A striking gap in confidence has opened between financial advisors and U.S. consumers, and economic data released Tuesday spells out how far that distance has grown over the last month.
Advisor confidence in the U.S. economy and the stock market rallied in September, climbing to its highest level in the last six months, according to the Rydex|SGI AdvisorBenchmarking survey. The advisor confidence index was 109.08 in September, up approximately 16% from its 16-month low of 93.8 in August.
However, the Conference Board's consumer index for September dropped precipitously to 48.5 in September–its lowest level since February–compared to a revised 53.2 in August from an original reading of 53.5. The headline number was well below economists' expectations for a reading of 52.5. Forecasts ranged from 48.0 to 55.0, according to a Thomson-Reuters poll.
The confidence gap has arisen due to the difference between what market players are experiencing in global activity versus U.S. consumers' struggle to regain the financial ground they lost in the 2008-9 recession.
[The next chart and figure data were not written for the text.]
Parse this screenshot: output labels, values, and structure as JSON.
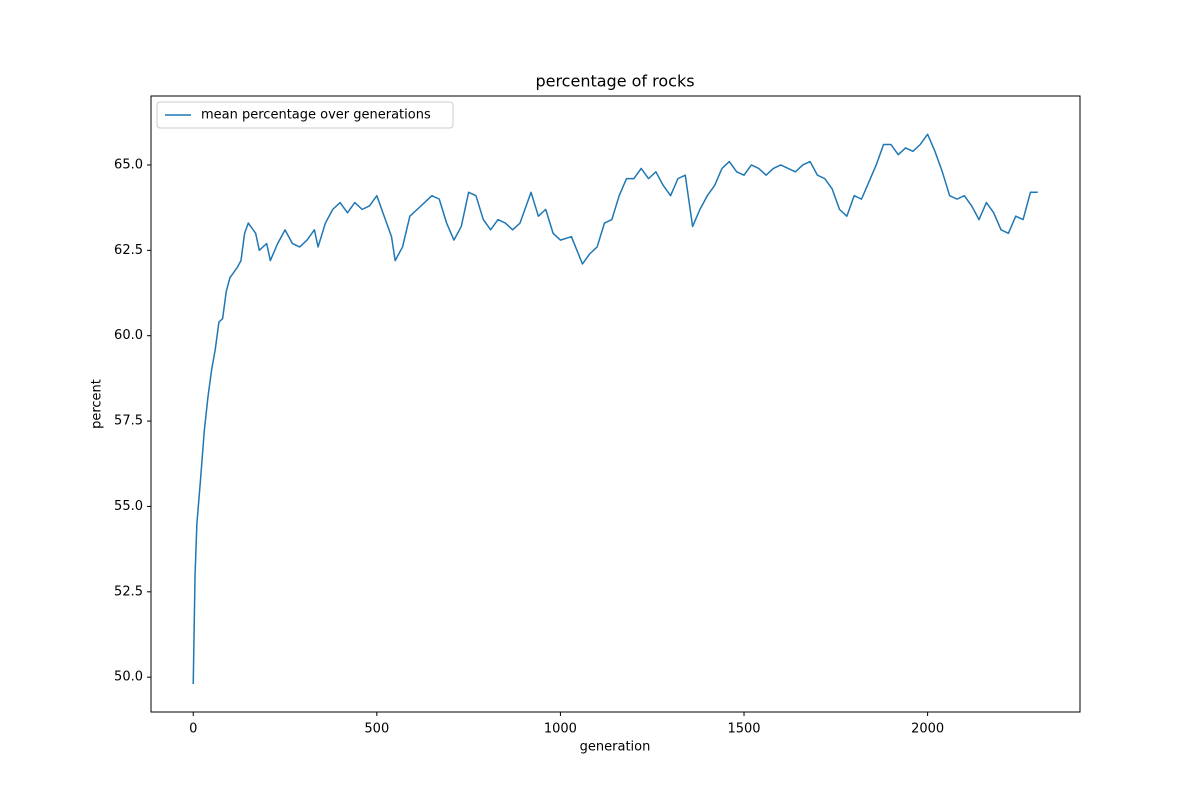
{
  "chart_data": {
    "type": "line",
    "title": "percentage of rocks",
    "x_label": "generation",
    "y_label": "percent",
    "legend": "upper left",
    "x": [
      0,
      5,
      10,
      20,
      30,
      40,
      50,
      60,
      70,
      80,
      90,
      100,
      120,
      130,
      140,
      150,
      170,
      180,
      200,
      210,
      230,
      250,
      270,
      290,
      310,
      330,
      340,
      360,
      380,
      400,
      420,
      440,
      460,
      480,
      500,
      520,
      540,
      550,
      570,
      590,
      610,
      630,
      650,
      670,
      690,
      710,
      730,
      750,
      770,
      790,
      810,
      830,
      850,
      870,
      890,
      920,
      940,
      960,
      980,
      1000,
      1030,
      1060,
      1080,
      1100,
      1120,
      1140,
      1160,
      1180,
      1200,
      1220,
      1240,
      1260,
      1280,
      1300,
      1320,
      1340,
      1360,
      1380,
      1400,
      1420,
      1440,
      1460,
      1480,
      1500,
      1520,
      1540,
      1560,
      1580,
      1600,
      1620,
      1640,
      1660,
      1680,
      1700,
      1720,
      1740,
      1760,
      1780,
      1800,
      1820,
      1840,
      1860,
      1880,
      1900,
      1920,
      1940,
      1960,
      1980,
      2000,
      2020,
      2040,
      2060,
      2080,
      2100,
      2120,
      2140,
      2160,
      2180,
      2200,
      2220,
      2240,
      2260,
      2280,
      2300
    ],
    "series": [
      {
        "name": "mean percentage over generations",
        "color": "#1f77b4",
        "values": [
          49.8,
          53,
          54.5,
          55.8,
          57.2,
          58.2,
          59.0,
          59.6,
          60.4,
          60.5,
          61.3,
          61.7,
          62.0,
          62.2,
          63.0,
          63.3,
          63.0,
          62.5,
          62.7,
          62.2,
          62.7,
          63.1,
          62.7,
          62.6,
          62.8,
          63.1,
          62.6,
          63.3,
          63.7,
          63.9,
          63.6,
          63.9,
          63.7,
          63.8,
          64.1,
          63.5,
          62.9,
          62.2,
          62.6,
          63.5,
          63.7,
          63.9,
          64.1,
          64.0,
          63.3,
          62.8,
          63.2,
          64.2,
          64.1,
          63.4,
          63.1,
          63.4,
          63.3,
          63.1,
          63.3,
          64.2,
          63.5,
          63.7,
          63.0,
          62.8,
          62.9,
          62.1,
          62.4,
          62.6,
          63.3,
          63.4,
          64.1,
          64.6,
          64.6,
          64.9,
          64.6,
          64.8,
          64.4,
          64.1,
          64.6,
          64.7,
          63.2,
          63.7,
          64.1,
          64.4,
          64.9,
          65.1,
          64.8,
          64.7,
          65.0,
          64.9,
          64.7,
          64.9,
          65.0,
          64.9,
          64.8,
          65.0,
          65.1,
          64.7,
          64.6,
          64.3,
          63.7,
          63.5,
          64.1,
          64.0,
          64.5,
          65.0,
          65.6,
          65.6,
          65.3,
          65.5,
          65.4,
          65.6,
          65.9,
          65.4,
          64.8,
          64.1,
          64.0,
          64.1,
          63.8,
          63.4,
          63.9,
          63.6,
          63.1,
          63.0,
          63.5,
          63.4,
          64.2,
          64.2
        ]
      }
    ],
    "xlim": [
      -115,
      2415
    ],
    "ylim": [
      48.98,
      67.02
    ],
    "xticks": [
      0,
      500,
      1000,
      1500,
      2000
    ],
    "yticks": [
      {
        "value": 50,
        "label": "50.0"
      },
      52.5,
      {
        "value": 55,
        "label": "55.0"
      },
      57.5,
      {
        "value": 60,
        "label": "60.0"
      },
      62.5,
      {
        "value": 65,
        "label": "65.0"
      }
    ]
  }
}
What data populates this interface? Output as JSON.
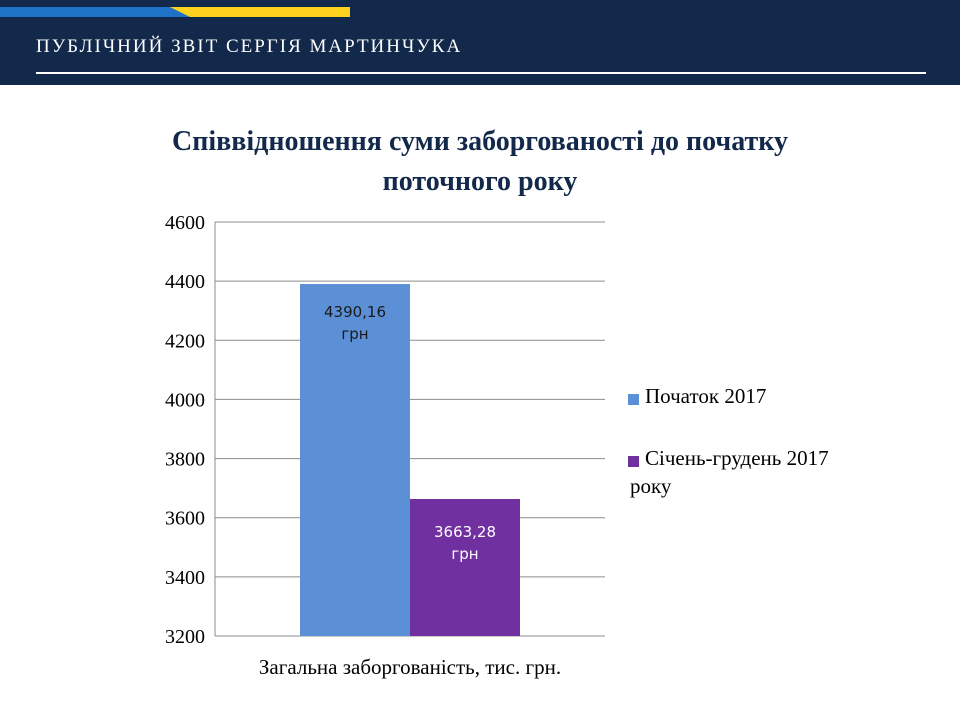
{
  "header": {
    "title": "ПУБЛІЧНИЙ ЗВІТ СЕРГІЯ МАРТИНЧУКА"
  },
  "colors": {
    "header_bg": "#13294b",
    "flag_blue": "#1f73c6",
    "flag_yellow": "#ffd21f",
    "series_1": "#5b8fd6",
    "series_2": "#7030a0"
  },
  "chart_data": {
    "type": "bar",
    "title_lines": [
      "Співвідношення суми заборгованості до початку",
      "поточного року"
    ],
    "categories": [
      "Загальна заборгованість, тис. грн."
    ],
    "series": [
      {
        "name": "Початок 2017",
        "values": [
          4390.16
        ],
        "label": "4390,16 грн"
      },
      {
        "name": "Січень-грудень 2017 року",
        "values": [
          3663.28
        ],
        "label": "3663,28 грн"
      }
    ],
    "ylim": [
      3200,
      4600
    ],
    "yticks": [
      3200,
      3400,
      3600,
      3800,
      4000,
      4200,
      4400,
      4600
    ],
    "grid": true,
    "legend": "right"
  }
}
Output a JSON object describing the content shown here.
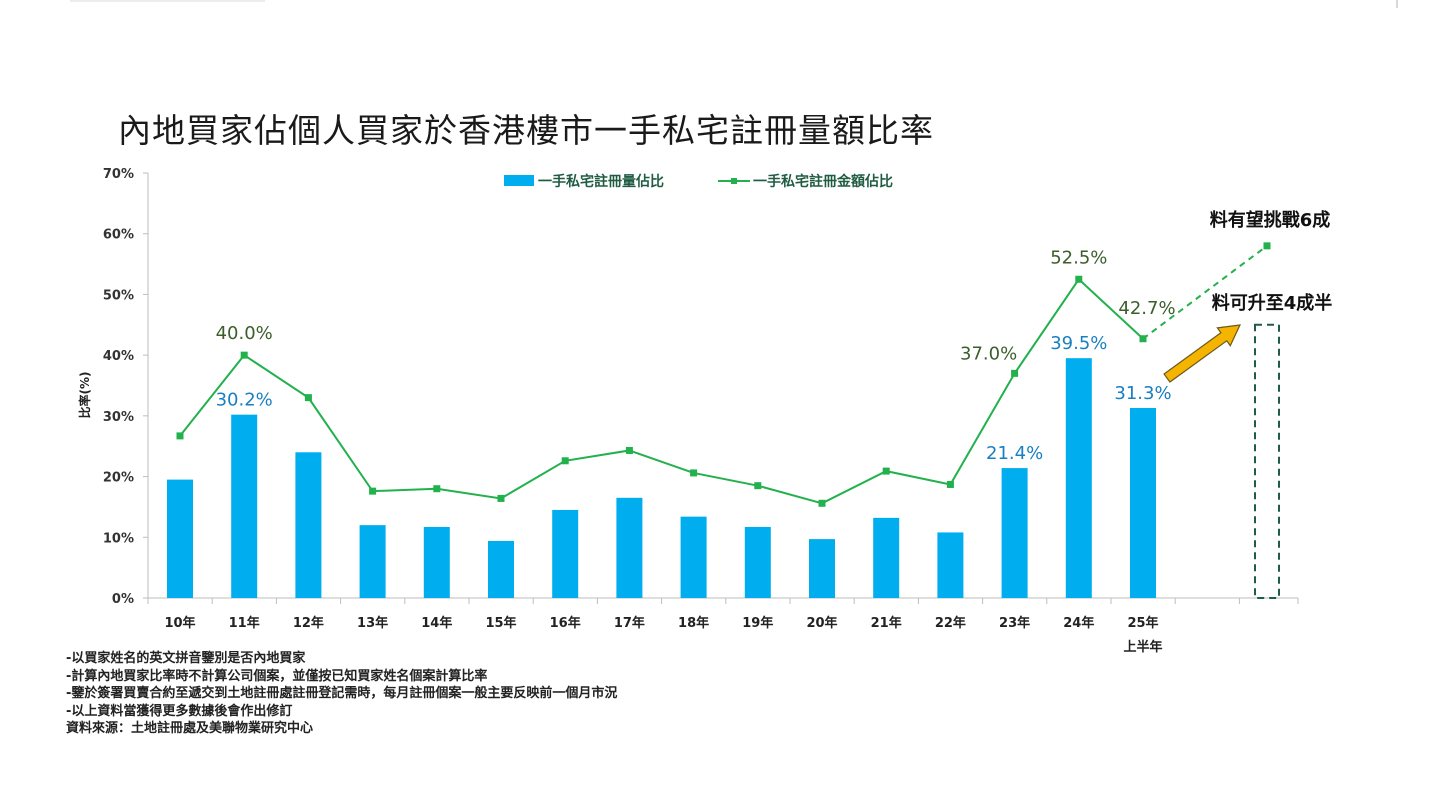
{
  "title": "內地買家佔個人買家於香港樓市一手私宅註冊量額比率",
  "chart_data": {
    "type": "bar+line",
    "categories": [
      "10年",
      "11年",
      "12年",
      "13年",
      "14年",
      "15年",
      "16年",
      "17年",
      "18年",
      "19年",
      "20年",
      "21年",
      "22年",
      "23年",
      "24年",
      "25年"
    ],
    "category_sublabels": {
      "25年": "上半年"
    },
    "ylabel": "比率(%)",
    "ylim": [
      0,
      70
    ],
    "yticks": [
      "0%",
      "10%",
      "20%",
      "30%",
      "40%",
      "50%",
      "60%",
      "70%"
    ],
    "series": [
      {
        "name": "一手私宅註冊量佔比",
        "type": "bar",
        "color": "#00aeef",
        "values": [
          19.5,
          30.2,
          24.0,
          12.0,
          11.7,
          9.4,
          14.5,
          16.5,
          13.4,
          11.7,
          9.7,
          13.2,
          10.8,
          21.4,
          39.5,
          31.3
        ],
        "labels": {
          "1": "30.2%",
          "13": "21.4%",
          "14": "39.5%",
          "15": "31.3%"
        },
        "label_color": "#1a7fc1"
      },
      {
        "name": "一手私宅註冊金額佔比",
        "type": "line",
        "color": "#22b14c",
        "values": [
          26.7,
          40.0,
          33.0,
          17.6,
          18.0,
          16.4,
          22.6,
          24.3,
          20.6,
          18.5,
          15.6,
          20.9,
          18.7,
          37.0,
          52.5,
          42.7
        ],
        "labels": {
          "1": "40.0%",
          "13": "37.0%",
          "14": "52.5%",
          "15": "42.7%"
        },
        "label_color": "#3b5e2b"
      }
    ],
    "forecast": {
      "line_target": 58,
      "line_label": "料有望挑戰6成",
      "bar_label": "料可升至4成半",
      "bar_value": 45
    },
    "legend_position": "top-center"
  },
  "notes": [
    "-以買家姓名的英文拼音鑒別是否內地買家",
    "-計算內地買家比率時不計算公司個案，並僅按已知買家姓名個案計算比率",
    "-鑒於簽署買賣合約至遞交到土地註冊處註冊登記需時，每月註冊個案一般主要反映前一個月市況",
    "-以上資料當獲得更多數據後會作出修訂",
    "資料來源：土地註冊處及美聯物業研究中心"
  ]
}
While economists and analysts see a modest recovery, consumers see weak job growth and deteriorating business conditions.
'The Consumer Always Lags a Bit'
"The consumer always lags a bit in finding out that the economy is heading into a soft spot, and the consumer lags when there's better news around the corner," said Jim Kelleher, director of research for New York-based equities research firm Argus Research.
"The market has been fairly good in September, and that is consistent with the market's longstanding ability to climb a so-called 'wall of worry,'" Kelleher added. "This summer was characterized by lots of talk: double-dip
recession and possible deflation. At the same time, on a global basis, U.S. consumers may have been unaware of some very encouraging demand trends and signs of economic recovery, particularly in the growth economies overseas."